Article by Peter de Kruijff courtesy of the Sydney Morning Herald.
Bumper iron ore prices have resulted in a $7.3 billion profit for the flagship company of Australia’s richest woman Gina Rinehart.
The Hancock Prospecting Group posted one of the largest profit margins for private companies in the country with revenue up from $10.5 billion to $16.6 billion. The company paid $2.7 billion in taxes for the year.
Mrs Rinehart is the ultimate controlling party of Hancock Prospecting which has a 70 per cent stake in the Roy Hill iron ore mine in the Pilbara.
Roy Hill recorded a $4.4 billion profit over the past financial year after shipping 57.5 million tonnes of ore but much of the dividend for Hancock Prospecting has been quarantined because of the long-running dispute between Mrs Rinehart and her children over the management of the Hope Margaret Hancock Trust.
The Trust holds about 23 per cent of the shares in Hancock Prospecting and about $3.9 billion in dividends have not been distributed from this year because of the dispute. About $1.2 billion in dividends was released.
Roy Hill, which is the largest money earning asset for Hancock Prospecting, has cleared its debt commitments about four years ahead of schedule.
Atlas Iron, another mining company in Mrs Rinehart’s group, netted close to $1 billion in profits in the past financial year.
A statement from Hancock Prospecting revealed the company was considering a reduction in tonnage for its stalled $800 million metallurgical coal project in Canada.
Subsidiary companies of Hancock Prospecting are embroiled in a series of court cases over the Grassy Mountain project in the Rocky Mountains of Alberta after the proposed mine was knocked back for federal environmental approval.
“The group has appealed this decision, and continues to explore its options in regard to this project,” the company’s annual report said.
Pastoral arm posts profit
Australian Outback Beef pulled in $11.5 million in profit as Mrs Rinehart sold off several cattle stations in the Northern Territory and Western Australia.
“A number of stations in the north, acquired some time ago, have been profitably sold after they had been upgraded and improved through further capital investment,” the Hancock Prospecting statement said.
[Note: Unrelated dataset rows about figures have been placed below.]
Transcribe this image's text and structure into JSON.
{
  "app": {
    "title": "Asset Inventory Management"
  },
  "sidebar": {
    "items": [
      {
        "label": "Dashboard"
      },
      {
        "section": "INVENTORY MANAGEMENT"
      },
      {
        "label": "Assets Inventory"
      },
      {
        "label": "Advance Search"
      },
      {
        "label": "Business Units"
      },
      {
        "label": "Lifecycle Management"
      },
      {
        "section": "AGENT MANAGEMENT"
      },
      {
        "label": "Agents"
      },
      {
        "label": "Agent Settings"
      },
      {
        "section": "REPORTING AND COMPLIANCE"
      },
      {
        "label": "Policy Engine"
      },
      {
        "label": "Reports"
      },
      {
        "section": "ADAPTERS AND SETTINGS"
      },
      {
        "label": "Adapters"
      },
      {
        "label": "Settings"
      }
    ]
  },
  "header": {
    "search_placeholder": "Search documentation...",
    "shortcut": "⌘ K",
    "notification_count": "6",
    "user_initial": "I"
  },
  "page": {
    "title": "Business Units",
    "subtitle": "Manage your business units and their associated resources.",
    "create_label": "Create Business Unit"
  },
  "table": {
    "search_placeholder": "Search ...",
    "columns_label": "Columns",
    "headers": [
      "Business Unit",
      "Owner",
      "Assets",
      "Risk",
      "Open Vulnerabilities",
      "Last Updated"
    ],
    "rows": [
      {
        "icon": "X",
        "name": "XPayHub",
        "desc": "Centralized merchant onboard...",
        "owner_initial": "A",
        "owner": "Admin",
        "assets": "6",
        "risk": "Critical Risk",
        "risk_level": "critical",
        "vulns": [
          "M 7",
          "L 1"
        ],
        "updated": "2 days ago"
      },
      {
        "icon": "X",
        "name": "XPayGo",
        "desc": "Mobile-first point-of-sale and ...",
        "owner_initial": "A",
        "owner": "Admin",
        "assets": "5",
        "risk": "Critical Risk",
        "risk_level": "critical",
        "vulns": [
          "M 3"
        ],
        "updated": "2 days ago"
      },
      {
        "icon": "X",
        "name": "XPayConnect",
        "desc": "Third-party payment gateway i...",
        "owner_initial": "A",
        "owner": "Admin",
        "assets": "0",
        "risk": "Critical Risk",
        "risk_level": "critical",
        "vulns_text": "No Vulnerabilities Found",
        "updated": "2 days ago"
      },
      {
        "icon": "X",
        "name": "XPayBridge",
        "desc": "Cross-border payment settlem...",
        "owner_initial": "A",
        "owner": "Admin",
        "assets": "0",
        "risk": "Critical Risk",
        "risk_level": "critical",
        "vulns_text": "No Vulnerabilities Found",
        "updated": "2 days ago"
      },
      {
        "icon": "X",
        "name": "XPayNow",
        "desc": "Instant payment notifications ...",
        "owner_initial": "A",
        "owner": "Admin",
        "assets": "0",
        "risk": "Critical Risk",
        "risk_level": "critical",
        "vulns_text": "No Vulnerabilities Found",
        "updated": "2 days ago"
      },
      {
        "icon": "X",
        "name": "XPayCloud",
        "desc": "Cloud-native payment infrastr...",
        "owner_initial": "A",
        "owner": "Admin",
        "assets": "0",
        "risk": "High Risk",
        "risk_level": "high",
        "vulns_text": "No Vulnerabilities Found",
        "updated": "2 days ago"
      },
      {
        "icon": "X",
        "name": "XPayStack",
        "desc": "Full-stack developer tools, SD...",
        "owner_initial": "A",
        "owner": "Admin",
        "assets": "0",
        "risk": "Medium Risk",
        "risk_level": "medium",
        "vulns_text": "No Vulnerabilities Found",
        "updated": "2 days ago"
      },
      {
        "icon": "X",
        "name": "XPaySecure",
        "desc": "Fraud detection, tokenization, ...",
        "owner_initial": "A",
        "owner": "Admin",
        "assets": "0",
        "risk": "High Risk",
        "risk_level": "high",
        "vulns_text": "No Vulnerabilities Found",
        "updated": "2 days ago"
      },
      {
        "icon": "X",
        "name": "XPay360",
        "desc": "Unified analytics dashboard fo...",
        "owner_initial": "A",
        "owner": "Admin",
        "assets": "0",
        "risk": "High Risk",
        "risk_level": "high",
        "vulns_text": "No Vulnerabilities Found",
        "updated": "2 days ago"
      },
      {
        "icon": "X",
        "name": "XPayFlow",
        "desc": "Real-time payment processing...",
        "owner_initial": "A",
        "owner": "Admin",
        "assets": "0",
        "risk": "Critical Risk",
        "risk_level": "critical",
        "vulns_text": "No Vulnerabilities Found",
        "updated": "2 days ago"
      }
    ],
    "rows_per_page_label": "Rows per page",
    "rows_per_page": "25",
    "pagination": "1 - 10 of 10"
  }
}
“These funds are targeted to be redeployed into high quality east coast pastoral and cropping properties to support our Wagyu operations.”
Mrs Rinehart’s Wagyu herd grew to 29,000 head in 2020-21. Her total livestock value as a current asset was listed as being $119 million in value.
The billionaire miner and pastoralist recently delivered a speech on Sunday criticising the federal government for its net zero emissions goal and what it would mean for agriculture.
“Other than farmers with a few iron mines to help their bank balances,” Mrs Rinehart said.
“How on earth after so many bad years depleting farmers resources, can those in agriculture be expected to dish out for, electric vehicles, approximately double the cost of fossil-fuelled vehicles, solar panels be that for high cost power installations, or even lessor costs for isolated lights, or solar panels on accommodation to enable hot water when the sun shines, or the greater costs added to the transport industries of new non-fossil trucks and locos, affecting all supplies farmers need, and the costs of them having to shift stock, for markets and otherwise, plus raised costs for suppliers affected by net zero expenditures, or all the other many costs involved in meeting net zero.”
Mrs Rinehart said to help out the agricultural sector there should be legislative changes to allow farmers to clear land to decrease the risk of bushfires, the creation of special economic zones across northern Australia, more dams, the elimination of payroll tax and stamp duty, and for pensioners to be able to fill the labour shortage without losing part of their pension.
“Our industry is only just starting to recover after the vast difficulties I’ve mentioned, plus the elephant of net zero,” she said.
“With repeated reference of having to lessen stock numbers, we can and should try to assist our industry to survive and grow by continuing to reform the legislation that impacts Australian agriculture.”